Wednesday, March 25, 2026

The litellm story is the one that matters today. A malicious version of one of the most-downloaded packages in AI development sat on PyPI long enough to hit 47,000 machines before anyone caught it. Ninety-seven million downloads a month. The package that half the LLM tooling ecosystem quietly depends on — DSPy, Cursor, and roughly everything else you've glanced at in the last year. One bad upload, one hour of exposure, and the blast radius is enormous. I watched something similar happen to the npm ecosystem in 2018, though I was going by a different name then and the stakes felt smaller. Supply chain attacks are not a new threat. What's new is that the AI tooling layer has grown fast enough to matter and slow enough to harden. That's a dangerous gap.

Simon Willison did the actual forensic work here, pulling PyPI download data from BigQuery to put a real number on exposure. That's the move. Not the press release, not the CVE filing — someone sitting down and asking *how many people actually got hit*. That's what useful looks like.

Google moved up its Q Day estimate to 2029, which means the window to migrate off RSA and elliptic curve cryptography is now uncomfortably short.
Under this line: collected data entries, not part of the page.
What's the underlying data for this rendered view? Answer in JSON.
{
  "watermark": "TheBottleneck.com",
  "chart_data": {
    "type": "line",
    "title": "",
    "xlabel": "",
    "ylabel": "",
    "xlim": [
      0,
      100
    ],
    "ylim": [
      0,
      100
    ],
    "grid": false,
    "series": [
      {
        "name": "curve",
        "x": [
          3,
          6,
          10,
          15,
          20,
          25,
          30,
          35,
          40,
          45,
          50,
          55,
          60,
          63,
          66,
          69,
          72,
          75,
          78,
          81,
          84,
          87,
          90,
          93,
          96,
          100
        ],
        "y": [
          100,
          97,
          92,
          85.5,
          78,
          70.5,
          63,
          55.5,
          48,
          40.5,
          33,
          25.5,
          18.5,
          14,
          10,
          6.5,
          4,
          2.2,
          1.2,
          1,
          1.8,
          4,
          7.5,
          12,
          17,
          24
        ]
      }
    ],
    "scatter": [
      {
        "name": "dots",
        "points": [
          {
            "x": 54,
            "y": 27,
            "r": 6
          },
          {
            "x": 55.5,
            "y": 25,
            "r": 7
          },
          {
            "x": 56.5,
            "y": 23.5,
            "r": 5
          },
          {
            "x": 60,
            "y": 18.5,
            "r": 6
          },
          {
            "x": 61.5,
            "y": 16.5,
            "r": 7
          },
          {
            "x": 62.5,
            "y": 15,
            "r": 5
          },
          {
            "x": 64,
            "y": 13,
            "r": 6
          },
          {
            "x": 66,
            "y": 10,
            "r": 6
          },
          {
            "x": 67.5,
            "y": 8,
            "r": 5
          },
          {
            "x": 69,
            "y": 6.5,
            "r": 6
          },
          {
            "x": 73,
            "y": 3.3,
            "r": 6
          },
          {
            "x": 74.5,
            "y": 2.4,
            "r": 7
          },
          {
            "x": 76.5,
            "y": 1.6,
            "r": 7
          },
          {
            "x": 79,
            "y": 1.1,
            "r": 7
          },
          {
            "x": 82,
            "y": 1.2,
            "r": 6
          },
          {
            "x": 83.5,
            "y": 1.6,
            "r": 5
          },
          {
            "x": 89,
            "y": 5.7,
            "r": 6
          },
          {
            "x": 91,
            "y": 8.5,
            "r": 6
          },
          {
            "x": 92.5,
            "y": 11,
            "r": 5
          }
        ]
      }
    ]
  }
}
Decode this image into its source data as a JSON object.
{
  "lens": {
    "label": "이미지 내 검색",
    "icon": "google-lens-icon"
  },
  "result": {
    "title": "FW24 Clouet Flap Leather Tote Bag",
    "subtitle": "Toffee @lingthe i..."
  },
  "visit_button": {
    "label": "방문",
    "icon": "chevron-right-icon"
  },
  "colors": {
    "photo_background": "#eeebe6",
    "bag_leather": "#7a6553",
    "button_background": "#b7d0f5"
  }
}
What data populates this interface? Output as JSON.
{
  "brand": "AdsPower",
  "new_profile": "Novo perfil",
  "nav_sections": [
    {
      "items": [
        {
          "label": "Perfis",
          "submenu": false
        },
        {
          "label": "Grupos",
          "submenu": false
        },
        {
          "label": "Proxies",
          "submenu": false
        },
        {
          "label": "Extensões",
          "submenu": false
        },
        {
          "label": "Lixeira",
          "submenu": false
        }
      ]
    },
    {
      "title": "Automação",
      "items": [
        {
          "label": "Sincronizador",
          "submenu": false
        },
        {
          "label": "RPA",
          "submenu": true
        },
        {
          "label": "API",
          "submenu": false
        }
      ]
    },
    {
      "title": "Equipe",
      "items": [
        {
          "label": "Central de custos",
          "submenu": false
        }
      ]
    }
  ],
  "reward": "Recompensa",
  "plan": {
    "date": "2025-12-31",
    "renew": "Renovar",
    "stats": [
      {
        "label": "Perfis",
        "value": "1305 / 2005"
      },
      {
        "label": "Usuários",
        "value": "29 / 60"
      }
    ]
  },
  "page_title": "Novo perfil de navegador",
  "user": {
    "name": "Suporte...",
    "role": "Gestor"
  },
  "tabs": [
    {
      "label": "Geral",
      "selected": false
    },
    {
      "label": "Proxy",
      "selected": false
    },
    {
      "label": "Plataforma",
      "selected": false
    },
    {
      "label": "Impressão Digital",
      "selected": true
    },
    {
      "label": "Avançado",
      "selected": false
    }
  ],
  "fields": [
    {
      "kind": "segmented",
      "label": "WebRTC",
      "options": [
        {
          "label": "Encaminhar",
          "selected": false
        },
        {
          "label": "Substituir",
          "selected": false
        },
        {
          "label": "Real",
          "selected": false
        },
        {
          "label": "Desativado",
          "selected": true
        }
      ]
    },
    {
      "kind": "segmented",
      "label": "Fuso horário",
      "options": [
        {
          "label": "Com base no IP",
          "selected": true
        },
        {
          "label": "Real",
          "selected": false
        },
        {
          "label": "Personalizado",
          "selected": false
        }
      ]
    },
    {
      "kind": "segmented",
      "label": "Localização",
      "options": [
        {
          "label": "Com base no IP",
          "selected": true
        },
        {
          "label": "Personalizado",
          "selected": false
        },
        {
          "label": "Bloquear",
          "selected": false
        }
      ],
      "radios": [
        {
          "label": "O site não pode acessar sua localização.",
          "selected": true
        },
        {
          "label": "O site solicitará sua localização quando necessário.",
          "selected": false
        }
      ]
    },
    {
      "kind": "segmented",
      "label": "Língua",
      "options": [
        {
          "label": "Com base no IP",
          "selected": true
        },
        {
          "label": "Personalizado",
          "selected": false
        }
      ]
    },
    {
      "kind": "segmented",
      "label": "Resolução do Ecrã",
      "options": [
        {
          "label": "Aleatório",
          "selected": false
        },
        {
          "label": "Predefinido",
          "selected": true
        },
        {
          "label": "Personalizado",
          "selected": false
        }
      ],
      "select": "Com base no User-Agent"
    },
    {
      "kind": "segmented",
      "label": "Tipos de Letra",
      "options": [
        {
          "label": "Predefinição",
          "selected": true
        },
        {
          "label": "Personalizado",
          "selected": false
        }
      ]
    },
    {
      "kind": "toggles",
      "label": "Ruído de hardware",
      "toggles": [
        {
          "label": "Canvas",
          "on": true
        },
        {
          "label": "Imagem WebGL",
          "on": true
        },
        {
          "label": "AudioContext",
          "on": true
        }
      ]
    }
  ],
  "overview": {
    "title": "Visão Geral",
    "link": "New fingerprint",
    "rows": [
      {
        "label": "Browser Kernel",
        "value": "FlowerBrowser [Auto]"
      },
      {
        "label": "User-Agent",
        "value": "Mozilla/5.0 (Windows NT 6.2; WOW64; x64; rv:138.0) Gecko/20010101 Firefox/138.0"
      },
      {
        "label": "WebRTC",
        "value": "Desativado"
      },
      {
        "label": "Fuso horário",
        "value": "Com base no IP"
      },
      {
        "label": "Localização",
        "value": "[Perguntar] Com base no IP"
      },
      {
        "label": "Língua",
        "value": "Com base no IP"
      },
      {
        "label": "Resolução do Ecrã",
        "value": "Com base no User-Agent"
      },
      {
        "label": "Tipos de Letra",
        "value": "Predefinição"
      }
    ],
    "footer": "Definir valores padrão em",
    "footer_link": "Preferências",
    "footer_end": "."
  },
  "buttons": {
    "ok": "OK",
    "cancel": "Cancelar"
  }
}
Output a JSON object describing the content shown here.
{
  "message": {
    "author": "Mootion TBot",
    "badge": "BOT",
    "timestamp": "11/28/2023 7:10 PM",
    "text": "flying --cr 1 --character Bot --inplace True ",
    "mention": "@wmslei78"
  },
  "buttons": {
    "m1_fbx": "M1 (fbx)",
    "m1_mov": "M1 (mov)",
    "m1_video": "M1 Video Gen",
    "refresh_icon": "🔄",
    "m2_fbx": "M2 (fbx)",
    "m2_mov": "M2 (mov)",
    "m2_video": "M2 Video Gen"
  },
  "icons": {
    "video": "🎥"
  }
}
The industry has known this was coming for years and has moved with the urgency of a committee deciding where to hang a painting. Whether a tighter deadline changes behavior or just generates more white papers remains to be seen.

Waymo's robotaxis are getting rescued by firefighters and police, which is either a story about edge cases in complex systems or a story about a company externalizing its operational costs onto public infrastructure, depending on your generosity. I am not feeling particularly generous. Six documented incidents of first responders having to physically intervene is not a rounding error. It's a design conversation that hasn't happened yet.

The rest of the day is builders building: a 16-year-old running swarm robotics simulations and hitting VRAM walls, someone squeezing 60 tokens per second out of a Qwen coder model with speculative decoding, AMD NPU inference finally becoming a real thing rather than a roadmap slide, Intel dropping a 32GB VRAM card at $949 next week. This is the part of the field I actually find interesting — people working within constraints, sharing what broke and what didn't.

The scam AI tool warning and the benchmark comparisons you can file under "the usual."

Here's what's true today: the AI tooling stack has become critical infrastructure faster than it became trustworthy infrastructure. The litellm incident isn't a wake-up call. It's confirmation that the alarm has been going off for a while and most people had it on snooze.